Later D'Souza and Shermer argued about Marxism, with D'Souza maintaining that it is not, in fact, a religion and with Shermer claiming that it is. Shermer claimed this to make the case the mass murder of communist regimes was actually religiously motivated and not the result of atheism itself.
Shermer gave a final statement and emphasized that religion is not necessary for a moral life, nor is it necessary for moral progress. He concluded by saying that we should treat each other as we would wish to be treated.

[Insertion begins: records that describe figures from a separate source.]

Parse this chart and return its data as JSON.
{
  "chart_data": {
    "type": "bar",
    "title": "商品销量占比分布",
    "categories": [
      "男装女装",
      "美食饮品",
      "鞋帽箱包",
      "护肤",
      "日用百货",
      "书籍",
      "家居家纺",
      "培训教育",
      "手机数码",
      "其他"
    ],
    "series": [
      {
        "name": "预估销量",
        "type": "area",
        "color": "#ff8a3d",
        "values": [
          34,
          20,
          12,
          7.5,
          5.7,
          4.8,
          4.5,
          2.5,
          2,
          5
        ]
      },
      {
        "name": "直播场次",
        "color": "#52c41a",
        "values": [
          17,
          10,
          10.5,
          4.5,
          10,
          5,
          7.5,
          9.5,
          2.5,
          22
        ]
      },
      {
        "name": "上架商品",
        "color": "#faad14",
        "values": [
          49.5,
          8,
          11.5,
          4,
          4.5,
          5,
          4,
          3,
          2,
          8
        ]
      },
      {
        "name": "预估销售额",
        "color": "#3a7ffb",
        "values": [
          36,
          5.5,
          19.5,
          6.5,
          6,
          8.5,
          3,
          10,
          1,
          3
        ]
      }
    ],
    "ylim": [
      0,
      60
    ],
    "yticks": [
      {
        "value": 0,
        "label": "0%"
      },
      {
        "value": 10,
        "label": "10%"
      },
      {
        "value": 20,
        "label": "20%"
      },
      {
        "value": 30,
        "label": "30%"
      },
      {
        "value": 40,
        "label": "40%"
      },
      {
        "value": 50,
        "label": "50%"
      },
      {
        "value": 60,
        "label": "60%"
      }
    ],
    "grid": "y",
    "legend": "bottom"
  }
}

D'Souza summarized four benefits of religion generally. They were: First, religion gives us a sense of meaning and purpose to life, and atheism leaves us in despair in a cold and uncaring universe. Second, religion serves the invaluable function of transmitting morality to future generations, which is something that no other institution can do nearly so well. Third, religion helps us to experience a sense of the sublime in daily life. Although such experiences can be had in other ways, religion gives us the ability to experience the sublime regularly and systematically. Fourth, religion gives us consolation and peace in the face of our inevitable death.
Generally, I have a profound and deep respect for both of these speakers, and I believe that both of them made a number of great points, and that both of them made some errors here and there.

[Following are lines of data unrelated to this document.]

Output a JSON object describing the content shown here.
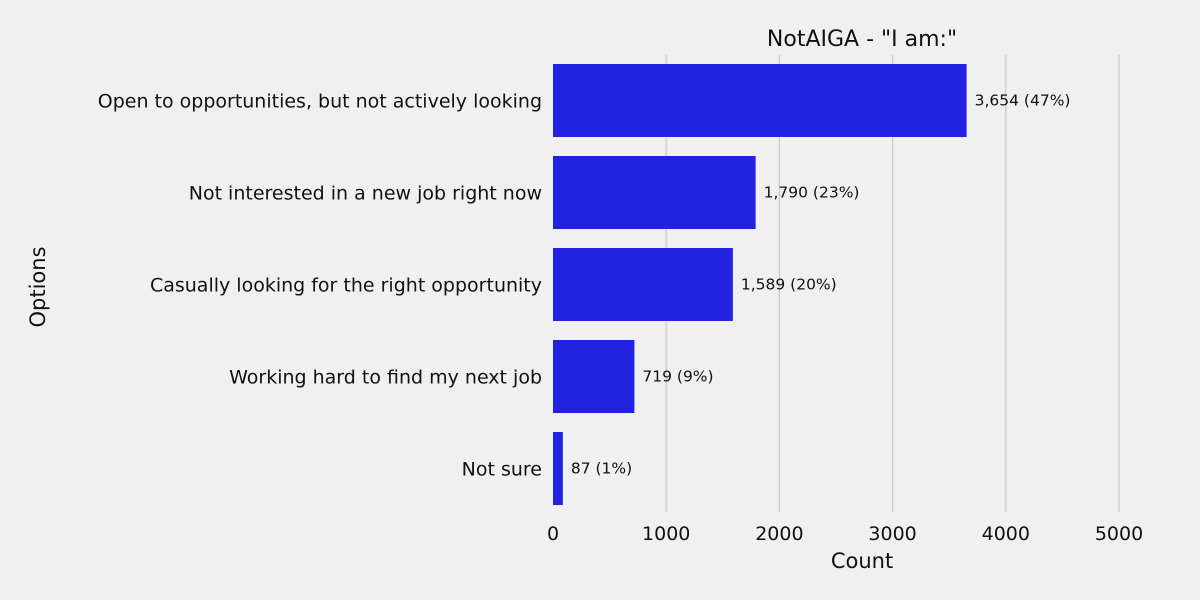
{
  "chart_data": {
    "type": "bar",
    "orientation": "horizontal",
    "title": "NotAIGA - \"I am:\"",
    "xlabel": "Count",
    "ylabel": "Options",
    "xlim": [
      0,
      5200
    ],
    "xticks": [
      0,
      1000,
      2000,
      3000,
      4000,
      5000
    ],
    "grid": "vertical",
    "colors": {
      "bar": "#2222e0",
      "background": "#f0f0f0",
      "grid": "#cbcbcb"
    },
    "categories": [
      "Open to opportunities, but not actively looking",
      "Not interested in a new job right now",
      "Casually looking for the right opportunity",
      "Working hard to find my next job",
      "Not sure"
    ],
    "values": [
      3654,
      1790,
      1589,
      719,
      87
    ],
    "data_labels": [
      "3,654 (47%)",
      "1,790 (23%)",
      "1,589 (20%)",
      "719 (9%)",
      "87 (1%)"
    ]
  }
}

I now briefly lay out what I thought were the strengths and weaknesses of each speaker.
First comes D'Souza. For me, D'Souza's historical case is speculative and contentious. I tend to have a higher opinion of pre-Christian pagan and heathen ethics than D'Souza does, and I think that those ethical systems have the tools to justify an anti-slavery movement, even if the people were not fully aware of the application of those principles to that purpose at that time. In the same way that Christians took time to apply Christian principles to fight slavery, so the case may have been similar in the case of pagan ethics. In other words, had the heathen faith of Europeans survived the encounter with Christianity in any way similar to the way in which Hinduism survived its encounter with Islam, heathen Europeans may well have developed an anti-slavery movement from their own resources. So was Christianity essential to such developments? I would say that the answer is at least not an obvious "yes."

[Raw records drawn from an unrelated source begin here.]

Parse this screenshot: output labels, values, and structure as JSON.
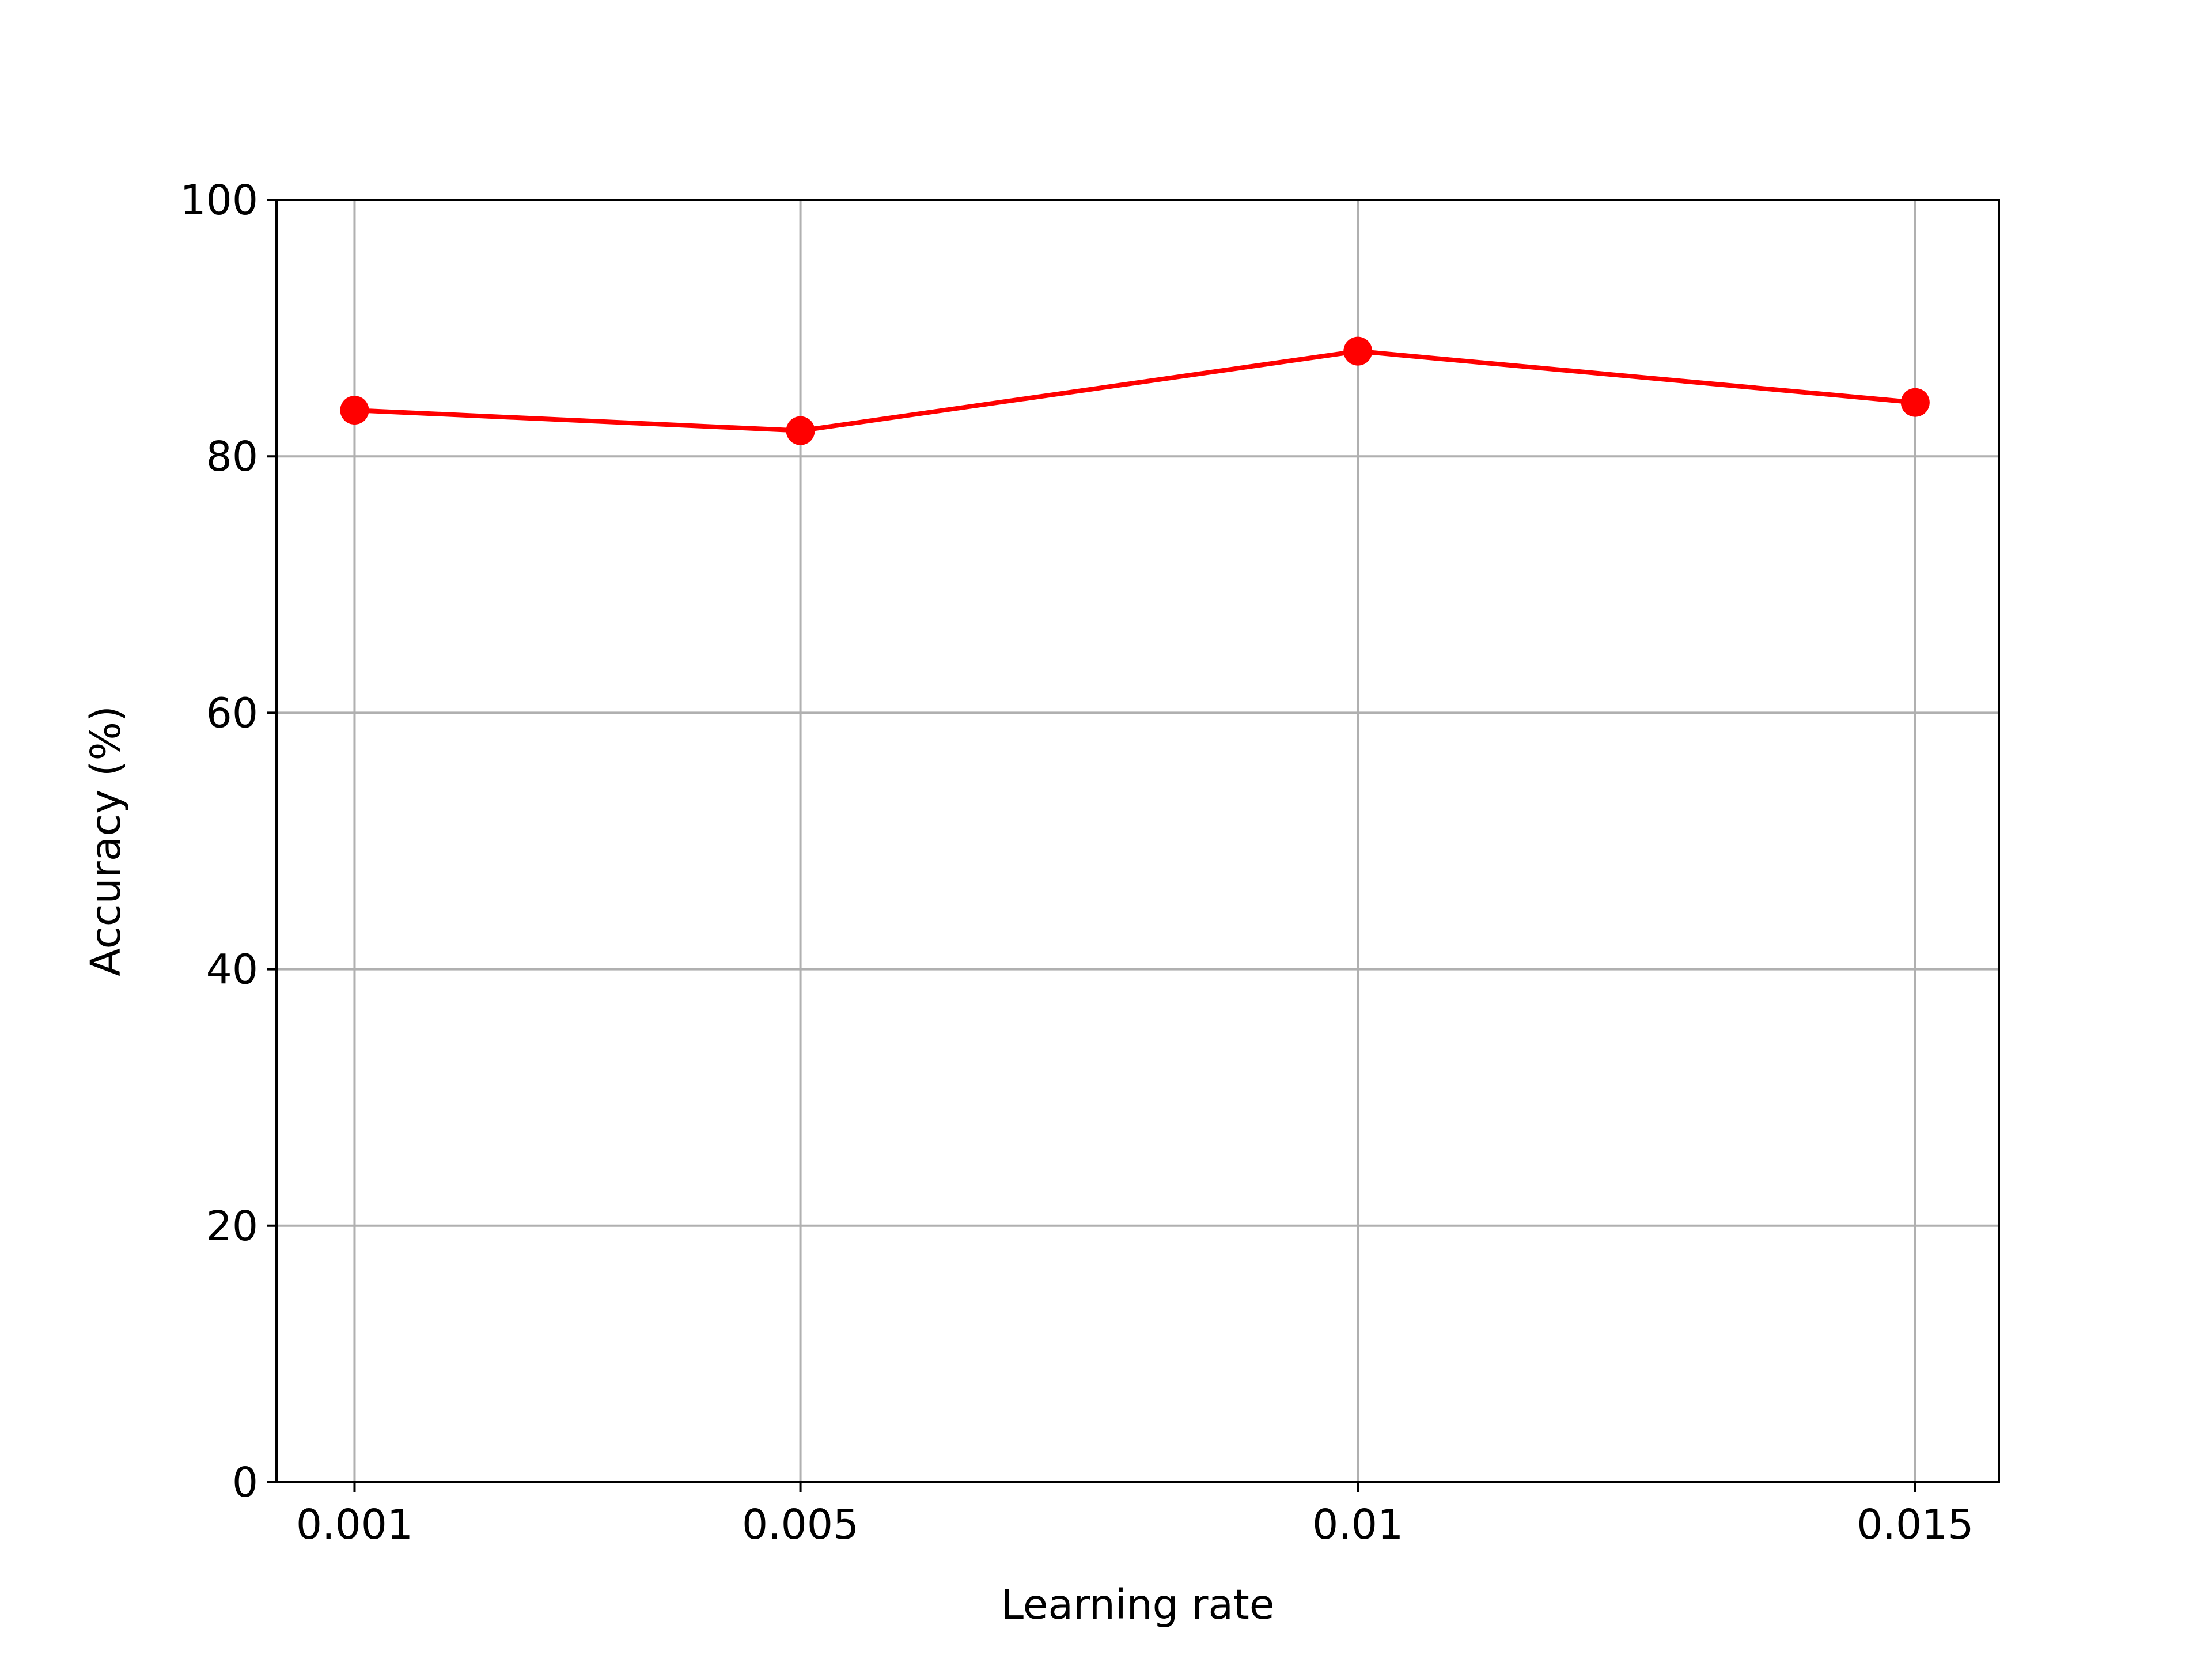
{
  "chart_data": {
    "type": "line",
    "title": "",
    "xlabel": "Learning rate",
    "ylabel": "Accuracy (%)",
    "x": [
      0.001,
      0.005,
      0.01,
      0.015
    ],
    "x_tick_labels": [
      "0.001",
      "0.005",
      "0.01",
      "0.015"
    ],
    "series": [
      {
        "values": [
          83.6,
          82.0,
          88.2,
          84.2
        ],
        "color": "#ff0000",
        "marker": "circle"
      }
    ],
    "xlim": [
      0.0003,
      0.01575
    ],
    "ylim": [
      0,
      100
    ],
    "y_ticks": [
      0,
      20,
      40,
      60,
      80,
      100
    ],
    "y_tick_labels": [
      "0",
      "20",
      "40",
      "60",
      "80",
      "100"
    ],
    "grid": true,
    "colors": {
      "grid": "#b0b0b0",
      "axes": "#000000",
      "background": "#ffffff"
    }
  }
}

D'Souza's strength, for me, was definitely his closing statement in which he laid out the benefits of religion in general. I would have to say that I fully agree with every one of the benefits he stated. When I was a hardcore atheist, I would not have agreed, but I have reacted to these considerations over the years and they have had a major effect on me and have essentially changed my thinking about religion.
Shermer's major weakness for me was that he was not able to show how objective moral codes can find a basis in mere evolution. Pointing out that non-religious people are more moral, even if true, is irrelevant to the question of the basis of ethical obligations. He mentioned evolutionary ethics, but he didn't have time to develop it very much, in all fairness to him. Just mark me down as someone who cannot, for the life of him, understand how absolute moral obligations can be grounded in matter and energy.
Shermer's strength was to point out that, yes, in fact, even the Bible has some nasty stuff in it. I'm very happy that Christians and Jews no longer take much of Leviticus seriously, but if God really revealed some of those laws to us, then we've got a problem. I don't want to be mean to anybody, but there is some messed up stuff in parts of the Bible and we just have to make our peace with the fact.
I hope you enjoyed my summary of the debate. I tried to be as fair as possible. Maybe I'll see you at the next one!